2. A debtor-in-possession does not commit an unfair labor practice when it unilaterally rejects or modifies a collective bargaining agreement before formal rejection is approved by the Bankruptcy Court. Pp. 527-534.
(a) To hold that the debtor commits an unfair labor practice under such circumstances would undermine whatever benefit the debtor otherwise obtains by its authority to request rejection of the agreement. The difference between a Chapter 11 reorganization, wherein the debtor-in-possession has until a reorganization plan is confirmed to decide whether to accept or reject an executory contract, and a Chapter 7 liquidation, wherein the trustee has only 60 days from the order for relief in which to make such a decision, reflects Congress’ considered judgment that a debtor-in-possession seeking to reorganize should be granted more latitude in making the decision than should a trustee in liquidation. Pp. 528-529.

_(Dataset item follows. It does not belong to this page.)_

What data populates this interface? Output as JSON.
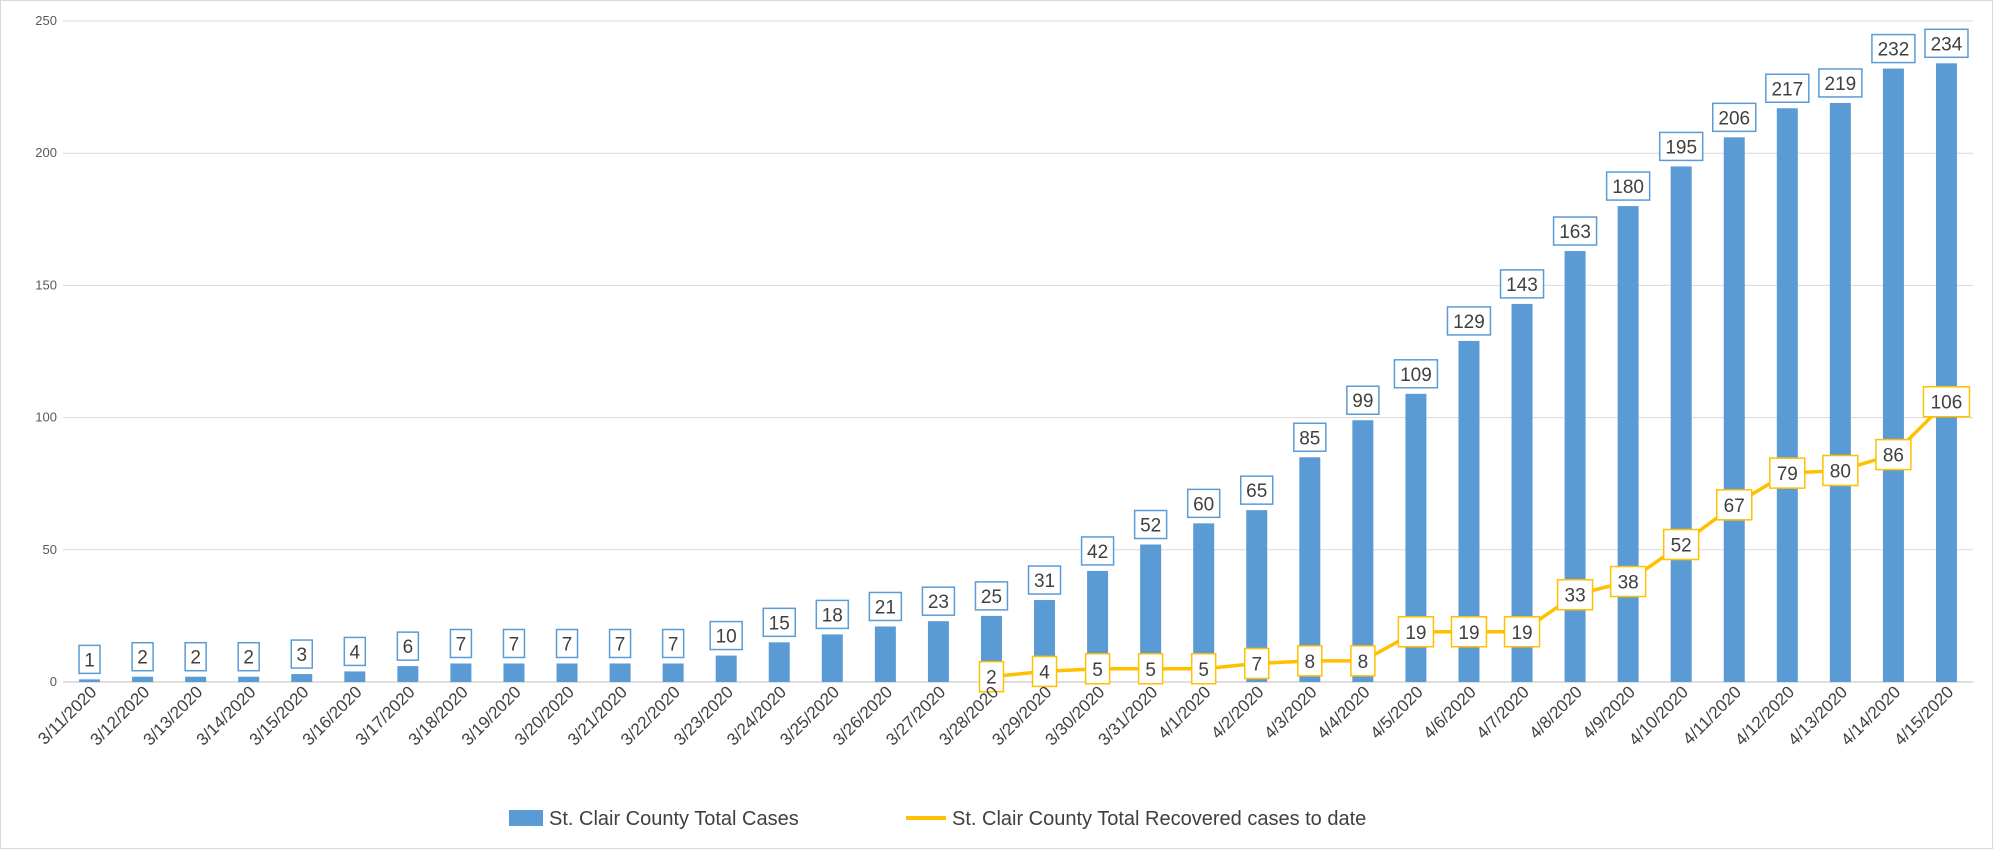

(b) Since recovery on a claim arising from a debtor-in-possession’s rejection of an executory collective bargaining agreement after the filing of a petition in bankruptcy may be had only through administration of the claim in bankruptcy, and not by a suit against the debtor-in-possession under the agreement, the Board is necessarily precluded from, in effect, enforcing the agreement by filing an unfair labor practice charge against the debtor-in-possession for violating § 8(d) of the NLRA. Such enforcement would run directly counter to the Code’s express provisions and to its overall effort to give a debtor-in-possession some flexibility and breathing space. From the filing of the bankruptcy petition until formal acceptance, the collective bargaining agreement is not an enforceable contract within the meaning of § 8(d). Accordingly, the debtor-in-possession need not comply with § 8(d) prior to seeking the Bankruptcy Court’s permission to reject the agreement. It necessarily follows that any corresponding duty to bargain to impasse under § 8(a)(5) and § 8(d) before seeking rejection must also be subordinated to the exigencies of bankruptcy. Pp. 529-534.
682 F.2d 72, affirmed.
REHNQUIST, J., delivered the opinion of the Court, in Parts I and II of which all other Members joined, and in Part III of which BURGER, C.J., and POWELL, STEVENS, and O’CONNOR, JJ., joined. BRENNAN, J., filed an opinion concurring in part and dissenting in part, in which WHITE, MARSHALL, and BLACKMUN, JJ., joined, post, p. 535.